Se abalanzó hacia mí, sus ojos desorbitados. "¡Te arrepentirás de esto, Aitana! ¡No serás nada sin mí! ¡Estarás sola, sin un centavo! ¿Crees que puedes simplemente alejarte de todo lo que he construido?".
"No construiste nada, Damián", dije, mi voz irradiando una fuerza recién descubierta. "No realmente. Mi familia te construyó. Y ahora, lo estoy recuperando todo".
Se congeló, su rostro una mezcla de miedo y confusión. Agarró un bolígrafo de la mesita de noche y un trozo de papel suelto, garabateando furiosamente. "¡Bien! ¿Quieres el divorcio? ¡Lo tendrás! ¡Pero no obtendrás nada más! ¡Ni un centavo! ¡Ni un solo recuerdo!".
Me arrojó un papel crudamente escrito.

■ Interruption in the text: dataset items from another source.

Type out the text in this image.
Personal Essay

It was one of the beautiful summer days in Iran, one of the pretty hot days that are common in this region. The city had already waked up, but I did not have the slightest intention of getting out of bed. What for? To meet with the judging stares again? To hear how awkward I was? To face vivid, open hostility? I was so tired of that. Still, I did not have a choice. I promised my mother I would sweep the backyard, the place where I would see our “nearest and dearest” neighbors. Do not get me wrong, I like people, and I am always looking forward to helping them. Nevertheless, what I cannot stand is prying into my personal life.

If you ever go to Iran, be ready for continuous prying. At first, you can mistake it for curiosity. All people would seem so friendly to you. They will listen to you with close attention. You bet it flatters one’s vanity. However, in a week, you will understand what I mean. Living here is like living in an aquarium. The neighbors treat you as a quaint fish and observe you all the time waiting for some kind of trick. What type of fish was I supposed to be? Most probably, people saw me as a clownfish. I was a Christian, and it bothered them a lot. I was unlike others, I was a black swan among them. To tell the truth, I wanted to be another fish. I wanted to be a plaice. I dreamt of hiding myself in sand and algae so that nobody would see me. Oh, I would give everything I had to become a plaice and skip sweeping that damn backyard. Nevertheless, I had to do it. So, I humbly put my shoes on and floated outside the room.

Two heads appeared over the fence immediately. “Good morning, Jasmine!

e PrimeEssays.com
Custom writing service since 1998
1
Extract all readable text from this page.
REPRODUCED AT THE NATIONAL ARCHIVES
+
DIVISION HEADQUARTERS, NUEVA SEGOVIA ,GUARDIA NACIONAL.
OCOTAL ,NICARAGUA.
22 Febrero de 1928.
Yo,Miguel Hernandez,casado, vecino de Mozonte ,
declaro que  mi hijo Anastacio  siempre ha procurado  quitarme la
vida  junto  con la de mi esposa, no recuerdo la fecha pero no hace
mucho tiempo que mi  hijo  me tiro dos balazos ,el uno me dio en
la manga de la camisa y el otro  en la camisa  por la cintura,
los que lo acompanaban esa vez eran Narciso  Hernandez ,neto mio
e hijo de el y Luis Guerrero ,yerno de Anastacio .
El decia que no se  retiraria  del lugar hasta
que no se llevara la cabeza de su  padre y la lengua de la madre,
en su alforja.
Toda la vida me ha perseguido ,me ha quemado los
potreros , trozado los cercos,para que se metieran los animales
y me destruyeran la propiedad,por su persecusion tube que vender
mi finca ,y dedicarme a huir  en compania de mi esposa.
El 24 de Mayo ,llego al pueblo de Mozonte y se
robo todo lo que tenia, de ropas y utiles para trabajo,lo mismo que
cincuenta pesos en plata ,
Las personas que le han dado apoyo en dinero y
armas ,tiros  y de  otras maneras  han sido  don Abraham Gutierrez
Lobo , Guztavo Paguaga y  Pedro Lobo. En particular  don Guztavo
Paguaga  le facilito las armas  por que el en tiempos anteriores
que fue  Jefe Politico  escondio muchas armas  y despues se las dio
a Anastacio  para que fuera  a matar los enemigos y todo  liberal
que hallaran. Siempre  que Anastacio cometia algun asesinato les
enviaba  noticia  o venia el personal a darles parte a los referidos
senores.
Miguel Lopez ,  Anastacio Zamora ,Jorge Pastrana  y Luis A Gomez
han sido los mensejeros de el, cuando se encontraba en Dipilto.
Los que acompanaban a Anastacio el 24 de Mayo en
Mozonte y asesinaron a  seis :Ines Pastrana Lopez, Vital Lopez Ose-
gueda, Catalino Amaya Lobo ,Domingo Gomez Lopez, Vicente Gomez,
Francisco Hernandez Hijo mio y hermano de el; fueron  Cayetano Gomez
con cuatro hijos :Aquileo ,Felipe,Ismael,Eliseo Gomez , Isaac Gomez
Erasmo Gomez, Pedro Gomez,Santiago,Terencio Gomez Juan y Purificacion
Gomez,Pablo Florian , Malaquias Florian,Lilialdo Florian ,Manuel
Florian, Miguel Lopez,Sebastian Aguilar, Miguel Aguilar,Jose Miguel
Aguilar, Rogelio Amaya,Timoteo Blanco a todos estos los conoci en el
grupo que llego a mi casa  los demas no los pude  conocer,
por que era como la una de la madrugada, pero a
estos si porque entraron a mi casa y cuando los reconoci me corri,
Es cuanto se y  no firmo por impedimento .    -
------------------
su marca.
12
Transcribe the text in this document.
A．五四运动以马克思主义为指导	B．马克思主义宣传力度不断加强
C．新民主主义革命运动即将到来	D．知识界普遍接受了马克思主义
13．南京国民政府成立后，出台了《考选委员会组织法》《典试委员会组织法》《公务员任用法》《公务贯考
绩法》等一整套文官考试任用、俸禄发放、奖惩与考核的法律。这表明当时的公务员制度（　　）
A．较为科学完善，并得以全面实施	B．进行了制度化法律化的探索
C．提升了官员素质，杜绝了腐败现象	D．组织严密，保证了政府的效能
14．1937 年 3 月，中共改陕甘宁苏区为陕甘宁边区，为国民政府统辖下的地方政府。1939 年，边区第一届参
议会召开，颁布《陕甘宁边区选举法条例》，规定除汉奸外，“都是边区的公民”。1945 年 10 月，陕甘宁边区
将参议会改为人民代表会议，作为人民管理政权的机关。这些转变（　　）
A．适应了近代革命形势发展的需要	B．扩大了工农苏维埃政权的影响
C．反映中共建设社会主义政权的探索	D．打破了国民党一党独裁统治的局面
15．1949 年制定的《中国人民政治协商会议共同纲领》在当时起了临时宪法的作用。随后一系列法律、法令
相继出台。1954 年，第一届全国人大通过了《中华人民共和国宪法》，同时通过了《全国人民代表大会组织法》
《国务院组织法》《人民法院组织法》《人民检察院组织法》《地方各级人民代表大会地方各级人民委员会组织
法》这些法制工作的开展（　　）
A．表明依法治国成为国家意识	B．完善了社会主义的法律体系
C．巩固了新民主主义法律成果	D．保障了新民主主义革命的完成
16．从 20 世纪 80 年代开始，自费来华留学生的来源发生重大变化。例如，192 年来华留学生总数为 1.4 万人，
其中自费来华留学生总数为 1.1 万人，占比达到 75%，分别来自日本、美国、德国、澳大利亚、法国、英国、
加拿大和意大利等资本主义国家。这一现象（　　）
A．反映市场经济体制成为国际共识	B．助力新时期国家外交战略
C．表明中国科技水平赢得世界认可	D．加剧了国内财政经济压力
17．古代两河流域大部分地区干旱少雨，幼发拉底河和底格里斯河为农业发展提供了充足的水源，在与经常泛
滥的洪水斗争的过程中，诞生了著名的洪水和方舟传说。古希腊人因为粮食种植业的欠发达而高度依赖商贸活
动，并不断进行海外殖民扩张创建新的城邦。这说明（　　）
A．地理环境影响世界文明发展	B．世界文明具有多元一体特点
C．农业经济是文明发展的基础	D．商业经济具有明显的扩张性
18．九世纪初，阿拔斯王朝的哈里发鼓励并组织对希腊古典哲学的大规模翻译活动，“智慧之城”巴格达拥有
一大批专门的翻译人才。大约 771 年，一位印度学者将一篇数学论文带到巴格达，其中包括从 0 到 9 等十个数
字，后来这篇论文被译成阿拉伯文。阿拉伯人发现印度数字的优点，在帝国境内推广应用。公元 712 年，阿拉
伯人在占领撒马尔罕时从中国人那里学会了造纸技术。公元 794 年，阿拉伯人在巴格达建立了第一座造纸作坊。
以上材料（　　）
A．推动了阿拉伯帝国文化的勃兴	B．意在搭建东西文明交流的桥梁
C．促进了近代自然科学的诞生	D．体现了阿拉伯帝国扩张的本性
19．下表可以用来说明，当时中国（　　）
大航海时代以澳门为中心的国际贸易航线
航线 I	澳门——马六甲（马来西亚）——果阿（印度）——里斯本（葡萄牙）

Era una burla de acuerdo de divorcio, exigiendo que me fuera solo con la ropa que llevaba puesta. Kristel, viendo la furia de Damián, intervino: "¡Sí, Damián! ¡Hazla pagar! ¡No se merece nada!". Incluso logró una tos débil, agarrándose el pecho de nuevo.
Damián me fulminó con la mirada. "Fírmalo, Aitana. O nunca volverás a ver un centavo de mí. Estarás mendigando en las calles".
Miré el papel arrugado, luego a él, luego a Kristel, que ahora sonreía con suficiencia a espaldas de Damián. La pelea me había agotado, pero su arrogancia, su pura audacia, alimentó una nueva oleada de resolución helada.
"No", dije, mi voz clara e inquebrantable. "No firmaré tu patética excusa de documento. Así no funcionan las cosas, Damián. Tengo un ejército de abogados, y te aseguro que se encargarán de que obtengas exactamente lo que mereces. Y tú, Damián, querido, no mereces nada".